The National Women’s Council (NWC) yesterday, officially, opened the “16 days of Activism against Gender Based Violence (GBV)” in Kigali.
It kicked off with a peace march from Kacyiru roundabout to Amahoro National Stadium and a women soccer game between the government and the Civil Society
The campaign is an international drive originating from the first Women’s Global Leadership Institute sponsored by the Centre for Women’s Global Leadership in 1991.
The launch of the campaign coincides with the International Day for the Elimination of Violence against Women. It will conclude on December 10, International Human Rights day.
NWC president, Francesca Tengera, said this year’s theme is, “Peace in the home, to peace in the world; Lets challenge militarism and end violence against women”.
She said that during the 16 days, a number of activities will be carried out in a bid to raise awareness against GBV because some people are still ignorant of their rights, which leads to a rise in cases of violence.
Tengera said that there would be sensitisation campaigns in communities and schools to teach the public about the various forms of gender based violence and how to avoid and deal with it.
“We have various activities in several districts and from the grassroots, to sensitise Rwandans about gender based violence so as to reduce its plight,” Tengera said.
She called for a change of mindset among those who still believe that women are inferior to men, hence reserving the right to physically and psychologically abuse them.
Tengera, however, noted that there was a growing trend of women abusing men, but for fear of ridicule or ignorance of the law, such cases are unreported.
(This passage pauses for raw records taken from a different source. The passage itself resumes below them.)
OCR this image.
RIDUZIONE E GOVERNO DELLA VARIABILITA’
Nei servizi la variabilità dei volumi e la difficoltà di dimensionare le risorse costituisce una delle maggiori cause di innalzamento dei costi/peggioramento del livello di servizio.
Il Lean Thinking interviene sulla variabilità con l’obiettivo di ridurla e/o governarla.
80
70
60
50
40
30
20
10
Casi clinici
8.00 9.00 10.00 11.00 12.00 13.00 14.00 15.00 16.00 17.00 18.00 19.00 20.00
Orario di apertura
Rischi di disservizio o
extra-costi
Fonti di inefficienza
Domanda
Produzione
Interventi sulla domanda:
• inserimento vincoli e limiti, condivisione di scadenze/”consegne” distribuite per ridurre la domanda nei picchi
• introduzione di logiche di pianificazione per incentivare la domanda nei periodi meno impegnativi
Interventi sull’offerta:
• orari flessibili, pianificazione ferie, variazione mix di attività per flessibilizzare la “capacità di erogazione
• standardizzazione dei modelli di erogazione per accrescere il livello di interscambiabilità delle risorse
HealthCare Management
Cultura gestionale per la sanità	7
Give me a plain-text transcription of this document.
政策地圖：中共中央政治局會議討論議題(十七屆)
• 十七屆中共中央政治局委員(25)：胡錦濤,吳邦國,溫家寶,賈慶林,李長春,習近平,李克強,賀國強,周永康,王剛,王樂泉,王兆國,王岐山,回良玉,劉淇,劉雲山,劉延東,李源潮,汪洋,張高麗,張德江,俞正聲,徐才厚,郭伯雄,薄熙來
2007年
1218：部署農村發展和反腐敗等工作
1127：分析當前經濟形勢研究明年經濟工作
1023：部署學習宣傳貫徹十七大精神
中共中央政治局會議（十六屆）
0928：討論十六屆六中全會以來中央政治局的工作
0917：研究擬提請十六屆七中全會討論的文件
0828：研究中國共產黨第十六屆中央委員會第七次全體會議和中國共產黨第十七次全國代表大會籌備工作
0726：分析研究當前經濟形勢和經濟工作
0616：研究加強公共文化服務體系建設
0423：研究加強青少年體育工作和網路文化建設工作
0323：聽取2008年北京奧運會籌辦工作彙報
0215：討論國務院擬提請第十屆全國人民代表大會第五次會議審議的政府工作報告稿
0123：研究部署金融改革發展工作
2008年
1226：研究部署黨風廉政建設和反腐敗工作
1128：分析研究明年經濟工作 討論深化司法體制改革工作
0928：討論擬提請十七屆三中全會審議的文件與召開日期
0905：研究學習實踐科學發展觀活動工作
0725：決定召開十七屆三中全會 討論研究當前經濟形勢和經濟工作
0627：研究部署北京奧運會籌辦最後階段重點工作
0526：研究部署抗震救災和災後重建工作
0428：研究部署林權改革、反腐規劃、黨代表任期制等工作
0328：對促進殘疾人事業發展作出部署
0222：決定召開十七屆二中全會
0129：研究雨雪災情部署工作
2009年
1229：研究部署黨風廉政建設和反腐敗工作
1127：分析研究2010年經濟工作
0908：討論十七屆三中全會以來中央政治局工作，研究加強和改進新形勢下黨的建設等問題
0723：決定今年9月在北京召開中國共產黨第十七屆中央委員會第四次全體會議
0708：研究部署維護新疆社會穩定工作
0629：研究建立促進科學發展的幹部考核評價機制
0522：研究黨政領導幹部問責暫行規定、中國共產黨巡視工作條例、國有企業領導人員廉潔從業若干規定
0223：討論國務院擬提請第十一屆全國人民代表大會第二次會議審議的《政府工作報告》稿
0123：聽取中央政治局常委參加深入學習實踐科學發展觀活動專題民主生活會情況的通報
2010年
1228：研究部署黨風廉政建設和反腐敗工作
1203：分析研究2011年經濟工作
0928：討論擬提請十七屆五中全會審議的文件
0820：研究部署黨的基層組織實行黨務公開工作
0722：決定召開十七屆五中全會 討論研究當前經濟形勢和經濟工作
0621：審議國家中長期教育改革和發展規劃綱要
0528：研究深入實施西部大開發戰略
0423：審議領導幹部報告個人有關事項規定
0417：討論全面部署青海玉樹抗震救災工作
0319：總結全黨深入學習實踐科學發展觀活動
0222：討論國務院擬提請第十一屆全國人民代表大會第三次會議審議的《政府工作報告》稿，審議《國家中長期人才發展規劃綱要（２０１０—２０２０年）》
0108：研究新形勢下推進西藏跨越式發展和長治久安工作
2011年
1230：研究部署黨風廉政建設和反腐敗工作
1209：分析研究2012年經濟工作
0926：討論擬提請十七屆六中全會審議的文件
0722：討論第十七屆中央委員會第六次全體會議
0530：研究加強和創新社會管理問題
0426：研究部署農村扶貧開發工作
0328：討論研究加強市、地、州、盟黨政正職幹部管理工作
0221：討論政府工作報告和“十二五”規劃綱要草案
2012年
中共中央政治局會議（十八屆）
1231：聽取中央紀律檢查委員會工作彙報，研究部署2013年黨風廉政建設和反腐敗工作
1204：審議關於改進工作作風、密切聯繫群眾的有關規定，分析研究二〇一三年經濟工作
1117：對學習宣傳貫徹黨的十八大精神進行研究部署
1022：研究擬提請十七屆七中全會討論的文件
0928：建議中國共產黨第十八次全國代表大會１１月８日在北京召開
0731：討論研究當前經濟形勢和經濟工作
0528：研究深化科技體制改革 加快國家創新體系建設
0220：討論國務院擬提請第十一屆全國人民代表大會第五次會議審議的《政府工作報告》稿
The head of Transparency Rwanda, Marie Immaculee Ingabire, said there were GBV committees at the grassroots level to the issue.
She also confirmed that no new strategies were implemented in the past 16 years but rather existing ones were reinforced coupled with raising awareness.
Ingabire, who is also a gender activist, urged men and women to comply with the law and respect each other and realise that none is more dominant than the other.